7. Gelet op het onder 6.3 overwogene is het beroep gegrond en zal het College het bestreden besluit vernietigen. Het College ziet geen mogelijkheid zelf in de zaak te voorzien, omdat verweerster zelf haar beleid moet bepalen en vastleggen ten aanzien van de vraag in welke gevallen en op welke wijze zij een vergoeding voor het gederfd rendement eigen vermogen toekent. Verweerster zal daarom een nieuw besluit moeten nemen met inachtneming van deze uitspraak. Het College stelt hiervoor een termijn van twee maanden. Het College zal, gelet op het feit dat de vernietiging van het bestreden besluit een betrekkelijk gering onderdeel van het vastgestelde tarief betreft als voorlopige voorziening treffen dat de tarieven zoals die bij het bestreden besluit zijn vastgesteld, gelden totdat verweerster opnieuw op de bezwaren van appellanten heeft beslist.

8. Het College veroordeelt verweerster in de door appellanten gemaakte proceskosten.

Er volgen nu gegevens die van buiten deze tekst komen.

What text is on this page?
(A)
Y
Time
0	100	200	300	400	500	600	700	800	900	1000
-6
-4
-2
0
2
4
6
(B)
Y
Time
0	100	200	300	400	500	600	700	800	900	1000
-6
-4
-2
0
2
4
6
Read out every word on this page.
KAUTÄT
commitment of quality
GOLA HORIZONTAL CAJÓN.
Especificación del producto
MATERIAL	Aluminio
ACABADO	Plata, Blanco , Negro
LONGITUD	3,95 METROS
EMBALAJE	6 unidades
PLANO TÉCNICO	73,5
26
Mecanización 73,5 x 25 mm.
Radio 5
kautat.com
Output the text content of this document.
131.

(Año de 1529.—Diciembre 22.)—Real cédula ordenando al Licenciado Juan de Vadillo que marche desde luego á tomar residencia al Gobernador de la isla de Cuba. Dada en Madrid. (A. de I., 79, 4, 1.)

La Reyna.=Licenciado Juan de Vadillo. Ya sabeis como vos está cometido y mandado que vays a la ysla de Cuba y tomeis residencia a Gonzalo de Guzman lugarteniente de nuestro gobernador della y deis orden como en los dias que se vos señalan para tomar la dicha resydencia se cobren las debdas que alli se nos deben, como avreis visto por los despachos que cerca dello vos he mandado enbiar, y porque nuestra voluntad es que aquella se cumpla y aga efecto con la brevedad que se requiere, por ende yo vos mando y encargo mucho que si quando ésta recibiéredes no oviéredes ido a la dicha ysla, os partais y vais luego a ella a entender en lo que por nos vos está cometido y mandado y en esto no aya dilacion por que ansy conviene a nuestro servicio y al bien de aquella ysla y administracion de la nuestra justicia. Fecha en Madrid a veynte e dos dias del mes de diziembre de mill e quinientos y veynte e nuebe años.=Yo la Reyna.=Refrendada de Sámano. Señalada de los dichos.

Deze kosten stelt het College op grond van het Besluit proceskosten bestuursrecht voor de door een derde beroepsmatig verleende rechtsbijstand vast op € 1984 (1 punt voor het indienen van een bezwaarschrift tegen de tariefbeschikking TB/CU-2012-03, 1 punt voor het bijwonen van de hoorzitting in bezwaar, 1 punt voor het indienen van het beroepschrift, 1 punt voor het verschijnen ter zitting met een waarde per punt van € 496 en een wegingsfactor 1).

Beslissing

Het College:
- verklaart het beroep gegrond; 
- vernietigt het bestreden besluit;
- treft de voorlopige voorziening dat de bij het bestreden besluit vastgestelde tarieven gelden totdat opnieuw op de bezwaren van appellanten is beslist;
- draagt verweerster op binnen twee maanden na de dag van verzending van deze uitspraak een nieuw besluit te nemen op het bezwaar met inachtneming van deze uitspraak;
- draagt verweerster op het betaalde griffierecht van € 331 aan appellanten te vergoeden;
- veroordeelt verweerster in de proceskosten van appellanten tot een bedrag van € 1984.